Abgasmessgeräte: Doppelprüfung ist unsinnig

VdTÜV und ZDK trafen sich in Berlin. Mit dabei Prof. Dr. Jürgen Brauckmann, Vorsitzender der Kommission Verkehrswesen beim VdTÜV, (5. v. r.) und Wilhem Hülsdonk, ZDK-Vizepräsident und Bundesinnungsmeister, (6. v. l.). Foto: ProMotor

[04.12.2019] Die Doppelprüfung - sprich Eichung und Kalibrierung - bei Abgasmessgeräten war ein Thema beim Jahresgespräch von VdTÜV und ZDK in Berlin.

Zum Hintergrund: Wer eine Abgasuntersuchung (AU) ordnungsgemäß durchführen will, muss dafür Messgeräte einsetzen, die fristgerecht von der zuständigen Eichbehörde geeicht und zusätzlich von einem akkreditierten Kalibrierlabor kalibriert sind.

Was das bedeutet, machen folgende Fakten deutlich: Allein in den anerkannten AU-Werkstätten müssen rund 65 000 bis 70 000 Messgeräte wiederkehrend geeicht und kalibriert werden. Hinzu kommen noch rund 30 000 Messgeräte in Technischen Prüfstellen und bei den Überwachungsorganisationen. Laut einer ZDK-Berechnung führt dies zu einer Mehrbelastung von mindestens 8,5 Millionen Euro bei allen berechtigten Untersuchungsstellen.

"Diese Doppelprüfung ist unsinnig." Darin waren sich beide Seiten einig.
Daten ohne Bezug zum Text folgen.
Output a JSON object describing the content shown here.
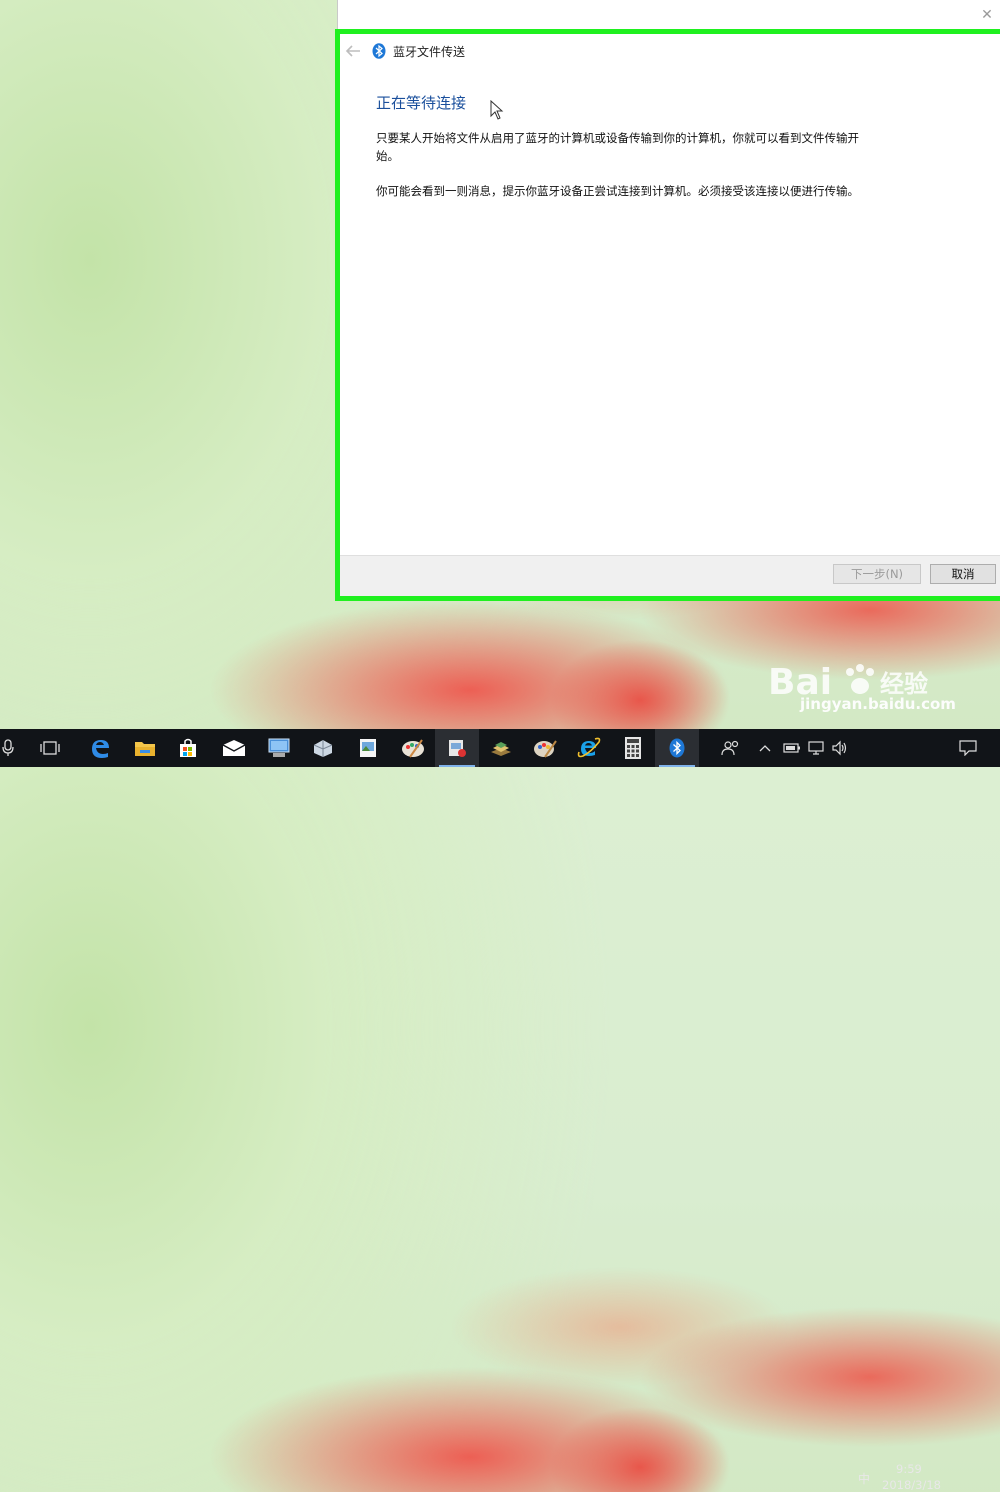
{
  "window": {
    "title": "蓝牙文件传送",
    "close_glyph": "✕",
    "heading": "正在等待连接",
    "para1": "只要某人开始将文件从启用了蓝牙的计算机或设备传输到你的计算机，你就可以看到文件传输开始。",
    "para2": "你可能会看到一则消息，提示你蓝牙设备正尝试连接到计算机。必须接受该连接以便进行传输。",
    "next_button": "下一步(N)",
    "cancel_button": "取消"
  },
  "watermark": {
    "logo": "Bai",
    "logo_cn": "经验",
    "url": "jingyan.baidu.com"
  },
  "taskbar": {
    "items": [
      "microphone-icon",
      "task-view-icon",
      "edge-icon",
      "file-explorer-icon",
      "store-icon",
      "mail-icon",
      "computer-icon",
      "3d-builder-icon",
      "image-viewer-icon",
      "paint-icon",
      "media-icon",
      "books-icon",
      "paint-palette-icon",
      "ie-icon",
      "calculator-icon",
      "bluetooth-icon"
    ],
    "ime": "中",
    "time": "9:59",
    "date": "2018/3/18"
  },
  "colors": {
    "highlight_border": "#1ff01f",
    "heading": "#1a4f9c",
    "bluetooth": "#1e78d7",
    "taskbar": "#111418"
  }
}
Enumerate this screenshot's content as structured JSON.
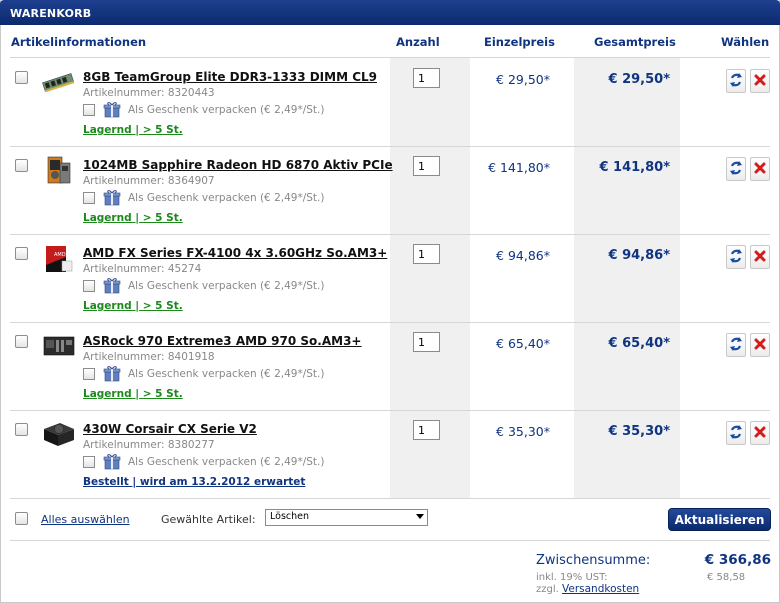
{
  "panel": {
    "title": "WARENKORB"
  },
  "headers": {
    "article": "Artikelinformationen",
    "qty": "Anzahl",
    "unit": "Einzelpreis",
    "total": "Gesamtpreis",
    "choose": "Wählen"
  },
  "items": [
    {
      "name": "8GB TeamGroup Elite DDR3-1333 DIMM CL9",
      "partno": "Artikelnummer: 8320443",
      "gift": "Als Geschenk verpacken (€ 2,49*/St.)",
      "stock": "Lagernd | > 5 St.",
      "qty": "1",
      "unit": "€ 29,50*",
      "total": "€ 29,50*",
      "icon": "ram-module-icon"
    },
    {
      "name": "1024MB Sapphire Radeon HD 6870 Aktiv PCIe",
      "partno": "Artikelnummer: 8364907",
      "gift": "Als Geschenk verpacken (€ 2,49*/St.)",
      "stock": "Lagernd | > 5 St.",
      "qty": "1",
      "unit": "€ 141,80*",
      "total": "€ 141,80*",
      "icon": "graphics-card-icon"
    },
    {
      "name": "AMD FX Series FX-4100 4x 3.60GHz So.AM3+",
      "partno": "Artikelnummer: 45274",
      "gift": "Als Geschenk verpacken (€ 2,49*/St.)",
      "stock": "Lagernd | > 5 St.",
      "qty": "1",
      "unit": "€ 94,86*",
      "total": "€ 94,86*",
      "icon": "cpu-box-icon"
    },
    {
      "name": "ASRock 970 Extreme3 AMD 970 So.AM3+",
      "partno": "Artikelnummer: 8401918",
      "gift": "Als Geschenk verpacken (€ 2,49*/St.)",
      "stock": "Lagernd | > 5 St.",
      "qty": "1",
      "unit": "€ 65,40*",
      "total": "€ 65,40*",
      "icon": "motherboard-icon"
    },
    {
      "name": "430W Corsair CX Serie V2",
      "partno": "Artikelnummer: 8380277",
      "gift": "Als Geschenk verpacken (€ 2,49*/St.)",
      "stock": "Bestellt | wird am 13.2.2012 erwartet",
      "qty": "1",
      "unit": "€ 35,30*",
      "total": "€ 35,30*",
      "icon": "power-supply-icon"
    }
  ],
  "colors": {
    "in_stock": "#1b8a1b",
    "ordered": "#0f3480",
    "accent": "#0f3480"
  },
  "footer": {
    "select_all": "Alles auswählen",
    "selected_label": "Gewählte Artikel:",
    "action_value": "Löschen",
    "update_button": "Aktualisieren"
  },
  "summary": {
    "subtotal_label": "Zwischensumme:",
    "subtotal_value": "€ 366,86",
    "vat_label": "inkl. 19% UST:",
    "vat_value": "€ 58,58",
    "shipping_prefix": "zzgl.",
    "shipping_link": "Versandkosten"
  }
}
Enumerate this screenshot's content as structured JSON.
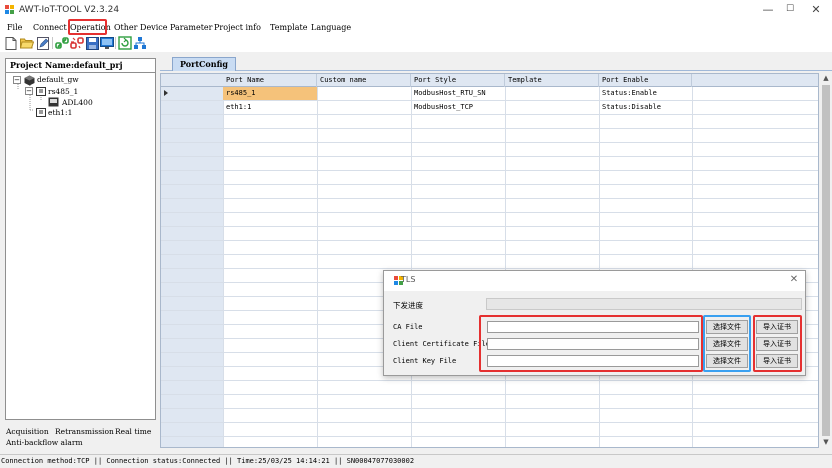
{
  "window": {
    "title": "AWT-IoT-TOOL V2.3.24",
    "minimize": "—",
    "maximize": "☐",
    "close": "✕"
  },
  "menu": [
    "File",
    "Connect",
    "Operation",
    "Other Device",
    "Parameter",
    "Project info",
    "Template",
    "Language"
  ],
  "highlighted_menu": "Operation",
  "toolbar_icons": [
    "new-file-icon",
    "open-folder-icon",
    "edit-icon",
    "connect-icon",
    "disconnect-icon",
    "save-icon",
    "monitor-icon",
    "refresh-icon",
    "network-icon"
  ],
  "project": {
    "header": "Project Name:default_prj",
    "tree": {
      "root": "default_gw",
      "port1": "rs485_1",
      "device": "ADL400",
      "port2": "eth1:1"
    }
  },
  "left_tabs": [
    "Acquisition",
    "Retransmission",
    "Real time",
    "Anti-backflow alarm"
  ],
  "tab": "PortConfig",
  "grid": {
    "columns": [
      "Port Name",
      "Custom name",
      "Port Style",
      "Template",
      "Port Enable"
    ],
    "rows": [
      [
        "rs485_1",
        "",
        "ModbusHost_RTU_SN",
        "",
        "Status:Enable"
      ],
      [
        "eth1:1",
        "",
        "ModbusHost_TCP",
        "",
        "Status:Disable"
      ]
    ]
  },
  "dialog": {
    "title": "TLS",
    "progress_label": "下发进度",
    "close": "✕",
    "fields": [
      {
        "label": "CA File",
        "value": "",
        "browse": "选择文件",
        "import": "导入证书"
      },
      {
        "label": "Client Certificate File",
        "value": "",
        "browse": "选择文件",
        "import": "导入证书"
      },
      {
        "label": "Client Key File",
        "value": "",
        "browse": "选择文件",
        "import": "导入证书"
      }
    ]
  },
  "status": {
    "connection_method": "Connection method:TCP",
    "connection_status": "Connection status:Connected",
    "time": "Time:25/03/25 14:14:21",
    "serial": "SN00047077030002",
    "separator": " || "
  },
  "colors": {
    "highlight_red": "#e53030",
    "highlight_blue": "#3aa0f0",
    "selected_cell": "#f5c27a",
    "grid_header": "#dfe7f2",
    "tab_active": "#c9dcf3"
  }
}
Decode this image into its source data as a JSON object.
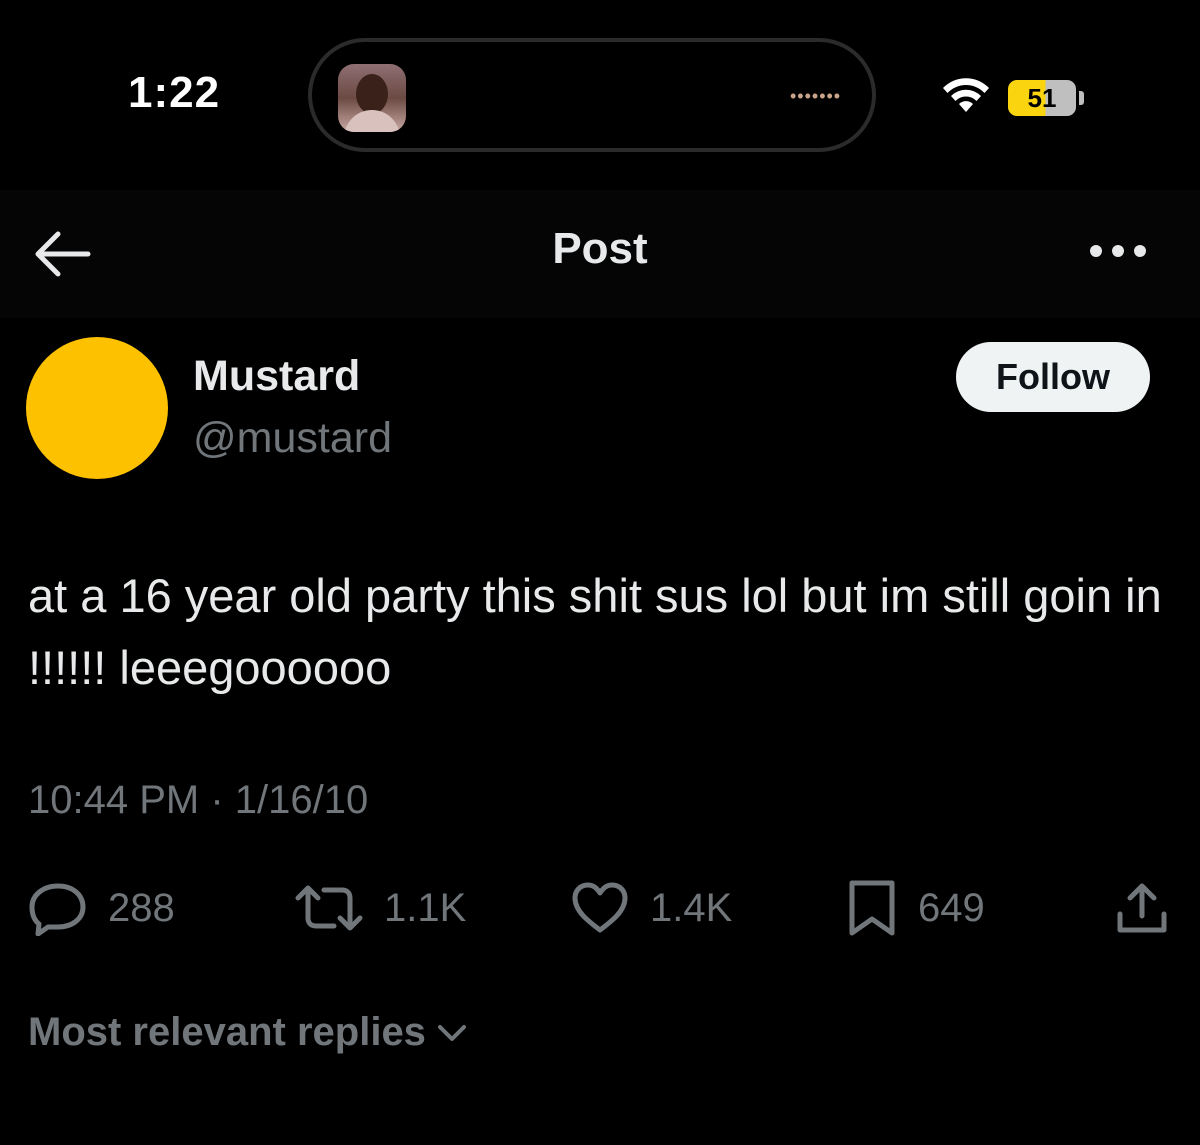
{
  "status_bar": {
    "time": "1:22",
    "battery": "51",
    "island_indicator": "•••••••",
    "icons": [
      "wifi-icon",
      "battery-icon"
    ]
  },
  "nav": {
    "title": "Post",
    "icons": [
      "back-arrow-icon",
      "more-icon"
    ]
  },
  "post": {
    "author": {
      "display_name": "Mustard",
      "handle": "@mustard",
      "avatar_color": "#fdc100"
    },
    "follow_label": "Follow",
    "text": "at a 16 year old party this shit sus lol but im still goin in !!!!!! leeegoooooo",
    "timestamp": "10:44 PM · 1/16/10",
    "stats": {
      "replies": "288",
      "reposts": "1.1K",
      "likes": "1.4K",
      "bookmarks": "649"
    },
    "stat_icons": [
      "reply-icon",
      "repost-icon",
      "like-icon",
      "bookmark-icon",
      "share-icon"
    ]
  },
  "replies_sort_label": "Most relevant replies",
  "colors": {
    "background": "#000000",
    "primary_text": "#e7e9ea",
    "secondary_text": "#71767b",
    "battery_yellow": "#f9d40f"
  }
}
Dem Verordnungsgeber sollen nun Wege aus dem Dilemma aufgezeigt werden.

Angeführt von Professor Dr. Jürgen Brauckmann, dem Vorsitzenden der Kommission Verkehrswesen beim VdTÜV, sowie von ZDK-Vizepräsident und Bundesinnungsmeister Wilhelm Hülsdonk, diskutierten die Delegationen viele weitere Themen. Dazu gehörten etwa die zukünftige Fahrzeugüberwachung und die Digitalisierung der Kraftfahrzeuge.

Letztmals dabei war Professor Brauckmann, der in den Ruhestand geht. Für den ZDK dankte ihm Wilhelm Hülsdonk für die jahrelang konstruktive und immer verbindlich-freundliche Zusammenarbeit und wünschte ihm für den weiteren Lebensweg alles Gute.